Martin Hatzius (Neues Deutschland, 25.2.06)
Dass die Grenzgänger und Frank Baier seit Jahren auf der Liederbestenliste, der Hitparade der Liedermacher zu finden sind, ist kein Wunder. Wer so ernste, schwere Themen, so gekonnt und eindringlich interpretiert, gehört zu den großen Ausnahmen im Musikgeschäft. Es wäre nicht schlecht für unser PISA geschütteltes Schulsystem würde "1920" den oft drögen Geschichtsunterricht wenigsten etwas erhellen können.

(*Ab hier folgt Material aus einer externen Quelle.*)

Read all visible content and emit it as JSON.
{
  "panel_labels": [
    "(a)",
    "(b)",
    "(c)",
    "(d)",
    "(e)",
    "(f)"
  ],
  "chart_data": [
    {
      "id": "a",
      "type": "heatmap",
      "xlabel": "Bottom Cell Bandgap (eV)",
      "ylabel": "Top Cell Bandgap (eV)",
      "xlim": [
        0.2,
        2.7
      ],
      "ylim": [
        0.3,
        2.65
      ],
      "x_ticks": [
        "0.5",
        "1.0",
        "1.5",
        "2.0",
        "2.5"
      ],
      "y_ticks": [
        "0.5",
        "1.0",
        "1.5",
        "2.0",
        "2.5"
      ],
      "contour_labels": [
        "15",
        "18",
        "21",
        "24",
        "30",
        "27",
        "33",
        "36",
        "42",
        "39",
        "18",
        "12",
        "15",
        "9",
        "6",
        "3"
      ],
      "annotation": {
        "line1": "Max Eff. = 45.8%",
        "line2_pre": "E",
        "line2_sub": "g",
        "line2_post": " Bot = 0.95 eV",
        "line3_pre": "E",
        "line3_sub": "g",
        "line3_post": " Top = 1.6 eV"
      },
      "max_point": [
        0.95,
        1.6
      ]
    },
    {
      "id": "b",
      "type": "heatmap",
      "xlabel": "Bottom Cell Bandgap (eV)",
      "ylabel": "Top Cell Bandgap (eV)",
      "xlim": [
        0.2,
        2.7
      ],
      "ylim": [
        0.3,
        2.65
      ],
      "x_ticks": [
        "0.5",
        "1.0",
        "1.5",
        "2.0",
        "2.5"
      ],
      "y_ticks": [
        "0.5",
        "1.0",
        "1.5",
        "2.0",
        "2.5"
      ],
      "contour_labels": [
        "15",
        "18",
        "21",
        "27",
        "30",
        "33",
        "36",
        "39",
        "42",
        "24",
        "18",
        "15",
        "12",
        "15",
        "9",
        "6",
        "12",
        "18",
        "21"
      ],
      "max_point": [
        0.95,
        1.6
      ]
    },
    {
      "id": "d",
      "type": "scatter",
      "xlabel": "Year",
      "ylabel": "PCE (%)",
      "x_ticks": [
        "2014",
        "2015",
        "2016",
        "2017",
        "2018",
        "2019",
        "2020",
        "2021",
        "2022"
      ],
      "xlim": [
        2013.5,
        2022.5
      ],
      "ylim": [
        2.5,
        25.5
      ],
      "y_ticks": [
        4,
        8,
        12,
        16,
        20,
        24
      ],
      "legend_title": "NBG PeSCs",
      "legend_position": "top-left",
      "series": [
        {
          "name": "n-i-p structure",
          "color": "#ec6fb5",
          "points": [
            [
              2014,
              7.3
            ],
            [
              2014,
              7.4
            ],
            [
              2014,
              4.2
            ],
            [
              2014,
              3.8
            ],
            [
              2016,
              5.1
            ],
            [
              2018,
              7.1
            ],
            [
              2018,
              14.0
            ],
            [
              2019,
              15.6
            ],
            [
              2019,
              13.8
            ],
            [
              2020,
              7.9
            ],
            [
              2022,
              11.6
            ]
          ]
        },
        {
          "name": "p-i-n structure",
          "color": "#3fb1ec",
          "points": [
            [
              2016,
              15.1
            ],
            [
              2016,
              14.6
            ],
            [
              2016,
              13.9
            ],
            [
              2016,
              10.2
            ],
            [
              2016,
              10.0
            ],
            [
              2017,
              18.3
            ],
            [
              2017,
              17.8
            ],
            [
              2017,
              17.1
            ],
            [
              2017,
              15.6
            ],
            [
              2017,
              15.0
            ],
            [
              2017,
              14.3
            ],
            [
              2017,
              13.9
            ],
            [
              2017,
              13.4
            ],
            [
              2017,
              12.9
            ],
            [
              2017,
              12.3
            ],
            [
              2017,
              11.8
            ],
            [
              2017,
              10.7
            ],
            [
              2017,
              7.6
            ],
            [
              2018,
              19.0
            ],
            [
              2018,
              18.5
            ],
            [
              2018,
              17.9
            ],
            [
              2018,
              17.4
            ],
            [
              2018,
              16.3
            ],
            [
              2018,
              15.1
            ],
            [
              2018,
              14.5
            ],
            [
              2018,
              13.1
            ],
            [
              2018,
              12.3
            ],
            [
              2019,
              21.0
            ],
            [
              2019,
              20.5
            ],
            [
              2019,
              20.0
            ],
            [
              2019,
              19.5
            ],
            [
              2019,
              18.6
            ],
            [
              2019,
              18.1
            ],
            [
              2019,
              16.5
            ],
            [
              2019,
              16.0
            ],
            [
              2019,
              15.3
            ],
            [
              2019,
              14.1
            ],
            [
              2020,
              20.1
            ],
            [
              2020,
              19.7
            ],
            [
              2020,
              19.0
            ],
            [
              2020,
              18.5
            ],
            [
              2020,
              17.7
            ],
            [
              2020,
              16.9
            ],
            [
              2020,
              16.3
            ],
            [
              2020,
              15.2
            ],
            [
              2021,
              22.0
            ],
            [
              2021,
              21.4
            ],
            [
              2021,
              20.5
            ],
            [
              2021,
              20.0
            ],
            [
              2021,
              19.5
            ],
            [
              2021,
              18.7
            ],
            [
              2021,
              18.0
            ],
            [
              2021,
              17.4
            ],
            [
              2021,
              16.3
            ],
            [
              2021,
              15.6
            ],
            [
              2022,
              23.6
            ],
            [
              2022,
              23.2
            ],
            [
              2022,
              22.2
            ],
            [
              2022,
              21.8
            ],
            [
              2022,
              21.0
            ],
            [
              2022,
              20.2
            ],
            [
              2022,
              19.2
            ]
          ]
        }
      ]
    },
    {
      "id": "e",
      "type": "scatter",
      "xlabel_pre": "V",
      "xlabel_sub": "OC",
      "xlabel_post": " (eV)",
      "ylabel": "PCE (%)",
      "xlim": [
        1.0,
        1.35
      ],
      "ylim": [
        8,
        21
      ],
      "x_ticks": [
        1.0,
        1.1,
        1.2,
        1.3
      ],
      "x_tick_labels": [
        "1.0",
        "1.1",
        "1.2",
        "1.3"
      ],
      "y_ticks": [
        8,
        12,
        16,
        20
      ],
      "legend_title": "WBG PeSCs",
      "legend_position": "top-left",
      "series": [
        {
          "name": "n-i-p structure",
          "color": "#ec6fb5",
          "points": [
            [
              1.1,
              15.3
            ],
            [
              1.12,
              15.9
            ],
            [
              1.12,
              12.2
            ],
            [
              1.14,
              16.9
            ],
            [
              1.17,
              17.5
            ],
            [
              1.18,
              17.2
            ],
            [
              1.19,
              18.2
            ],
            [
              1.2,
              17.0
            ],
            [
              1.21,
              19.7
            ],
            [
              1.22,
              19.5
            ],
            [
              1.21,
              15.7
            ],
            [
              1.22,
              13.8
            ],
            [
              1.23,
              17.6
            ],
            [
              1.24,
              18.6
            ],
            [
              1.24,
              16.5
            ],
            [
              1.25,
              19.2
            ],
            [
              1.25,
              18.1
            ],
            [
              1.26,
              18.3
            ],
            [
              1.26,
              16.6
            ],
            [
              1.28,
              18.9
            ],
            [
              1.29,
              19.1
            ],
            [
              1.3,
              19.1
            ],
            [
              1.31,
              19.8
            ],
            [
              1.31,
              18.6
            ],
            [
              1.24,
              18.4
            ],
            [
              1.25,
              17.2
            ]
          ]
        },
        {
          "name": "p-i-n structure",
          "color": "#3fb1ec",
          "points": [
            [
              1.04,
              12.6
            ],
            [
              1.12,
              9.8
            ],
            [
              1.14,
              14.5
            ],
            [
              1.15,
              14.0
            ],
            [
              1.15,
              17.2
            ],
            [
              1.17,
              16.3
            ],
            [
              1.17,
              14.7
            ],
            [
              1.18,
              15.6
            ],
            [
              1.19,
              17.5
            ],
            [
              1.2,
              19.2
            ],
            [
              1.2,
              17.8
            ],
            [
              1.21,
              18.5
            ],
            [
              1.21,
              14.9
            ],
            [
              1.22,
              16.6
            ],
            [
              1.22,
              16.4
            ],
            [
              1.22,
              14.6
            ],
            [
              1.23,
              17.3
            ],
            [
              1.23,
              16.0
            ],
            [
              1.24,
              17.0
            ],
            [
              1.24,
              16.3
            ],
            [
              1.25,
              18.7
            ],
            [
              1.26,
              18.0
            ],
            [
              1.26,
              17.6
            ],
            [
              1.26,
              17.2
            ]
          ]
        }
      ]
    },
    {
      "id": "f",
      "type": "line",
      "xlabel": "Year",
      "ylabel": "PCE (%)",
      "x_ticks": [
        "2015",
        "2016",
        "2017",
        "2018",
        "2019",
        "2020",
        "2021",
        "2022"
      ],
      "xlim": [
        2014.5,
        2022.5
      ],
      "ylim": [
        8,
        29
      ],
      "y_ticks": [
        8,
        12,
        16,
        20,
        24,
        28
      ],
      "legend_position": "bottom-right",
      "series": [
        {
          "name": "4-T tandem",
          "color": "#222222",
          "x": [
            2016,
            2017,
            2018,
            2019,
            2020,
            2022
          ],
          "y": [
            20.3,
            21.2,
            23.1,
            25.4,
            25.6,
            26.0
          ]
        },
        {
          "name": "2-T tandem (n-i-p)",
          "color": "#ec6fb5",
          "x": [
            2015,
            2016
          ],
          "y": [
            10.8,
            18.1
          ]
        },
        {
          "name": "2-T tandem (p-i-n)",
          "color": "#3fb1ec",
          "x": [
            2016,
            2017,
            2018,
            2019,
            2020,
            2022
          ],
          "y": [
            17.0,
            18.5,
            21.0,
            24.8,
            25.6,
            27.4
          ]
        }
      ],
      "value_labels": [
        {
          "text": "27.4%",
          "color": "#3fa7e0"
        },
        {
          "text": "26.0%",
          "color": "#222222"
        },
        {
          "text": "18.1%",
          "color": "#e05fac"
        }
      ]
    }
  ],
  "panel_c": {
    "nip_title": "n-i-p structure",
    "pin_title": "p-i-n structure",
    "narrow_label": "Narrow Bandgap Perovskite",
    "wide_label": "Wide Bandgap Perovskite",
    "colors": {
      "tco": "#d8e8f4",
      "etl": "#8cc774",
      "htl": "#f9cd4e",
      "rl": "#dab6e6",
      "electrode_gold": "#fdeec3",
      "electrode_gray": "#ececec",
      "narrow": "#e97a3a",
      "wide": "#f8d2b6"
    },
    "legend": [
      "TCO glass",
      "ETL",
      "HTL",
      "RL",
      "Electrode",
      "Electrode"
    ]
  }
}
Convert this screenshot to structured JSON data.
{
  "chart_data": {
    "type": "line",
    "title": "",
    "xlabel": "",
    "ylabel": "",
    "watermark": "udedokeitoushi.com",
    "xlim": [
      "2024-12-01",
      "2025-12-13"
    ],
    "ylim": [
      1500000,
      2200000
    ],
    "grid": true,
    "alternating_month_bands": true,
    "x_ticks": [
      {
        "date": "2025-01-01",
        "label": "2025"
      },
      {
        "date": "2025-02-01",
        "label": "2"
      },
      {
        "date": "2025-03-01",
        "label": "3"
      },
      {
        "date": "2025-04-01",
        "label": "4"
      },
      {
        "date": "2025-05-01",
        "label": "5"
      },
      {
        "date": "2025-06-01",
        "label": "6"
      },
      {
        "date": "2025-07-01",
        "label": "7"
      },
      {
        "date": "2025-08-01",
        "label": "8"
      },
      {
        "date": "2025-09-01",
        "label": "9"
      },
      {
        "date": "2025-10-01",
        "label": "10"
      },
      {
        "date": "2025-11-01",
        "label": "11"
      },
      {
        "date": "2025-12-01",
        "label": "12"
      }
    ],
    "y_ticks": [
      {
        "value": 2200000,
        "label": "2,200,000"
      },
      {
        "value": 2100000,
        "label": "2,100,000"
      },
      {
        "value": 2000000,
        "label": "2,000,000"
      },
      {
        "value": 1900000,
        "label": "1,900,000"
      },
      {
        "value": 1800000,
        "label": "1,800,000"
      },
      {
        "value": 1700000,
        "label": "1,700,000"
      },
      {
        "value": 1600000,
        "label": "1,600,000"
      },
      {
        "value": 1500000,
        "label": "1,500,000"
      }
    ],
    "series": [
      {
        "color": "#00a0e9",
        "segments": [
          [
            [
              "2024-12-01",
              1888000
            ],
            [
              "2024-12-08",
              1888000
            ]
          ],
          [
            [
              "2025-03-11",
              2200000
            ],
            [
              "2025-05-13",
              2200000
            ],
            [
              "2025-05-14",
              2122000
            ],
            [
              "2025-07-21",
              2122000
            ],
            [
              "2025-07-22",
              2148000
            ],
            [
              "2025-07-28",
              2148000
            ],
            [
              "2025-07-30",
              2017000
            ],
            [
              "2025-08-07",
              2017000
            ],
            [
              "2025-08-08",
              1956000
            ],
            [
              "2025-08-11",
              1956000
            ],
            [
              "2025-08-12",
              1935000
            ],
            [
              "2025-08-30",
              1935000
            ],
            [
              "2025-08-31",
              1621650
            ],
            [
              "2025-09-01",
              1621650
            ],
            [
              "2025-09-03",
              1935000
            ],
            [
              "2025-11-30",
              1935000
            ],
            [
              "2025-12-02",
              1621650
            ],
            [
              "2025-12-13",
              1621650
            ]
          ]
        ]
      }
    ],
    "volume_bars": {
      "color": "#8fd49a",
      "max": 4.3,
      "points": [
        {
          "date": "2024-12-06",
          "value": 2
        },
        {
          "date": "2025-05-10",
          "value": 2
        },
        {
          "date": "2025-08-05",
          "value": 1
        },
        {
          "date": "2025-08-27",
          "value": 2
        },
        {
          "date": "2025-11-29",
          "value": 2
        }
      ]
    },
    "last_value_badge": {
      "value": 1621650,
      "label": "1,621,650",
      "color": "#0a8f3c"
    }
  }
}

Uwe Golz, Deutschland Radio, 1. März 2006
Die blutige Repression gegen die Menschen, die Widerstand gegen den reaktionären Putsch geleistet hatten, ob mit der Waffe oder nur als Sanitäterin, begann Ende März. Viele wurden ermordet. Die Losung der Putschisten war "Mit den Roten wird nicht verhandelt!" Mit dem Mord an rund 1.000 Menschen und Tausenden Verhaftungen, mit Gefängnis und Zuchthaus ging eine Widerstandsbewegung zu Ende, die noch verhindert hatte, was 1933 nicht verhindert wurde... Diese CD ist eine Produktion, die jede und jeden einen Schritt weiterbringt. Denn die Gruppe Grenzgänger & Frank Baier aktualisiert die Formen und Inhalte einer traditionellen Arbeiterkultur. Auch sind sie weit entfernt von der üblichen Revolutionsromantik der militanten Kämpfe der Arbeiterinnenbewegung.
Elke, in "Die Rote Hilfe" , 1.3.2006
Selten gelingt es einem Projekt, so viele Facetten miteinander zu verquicken... keine linke Propaganda-Platte, die sich im Schmusekurs mit Rotbrigadisten verliert. Vielmehr ist sie ein gesunges Zeugnis der Geschichte.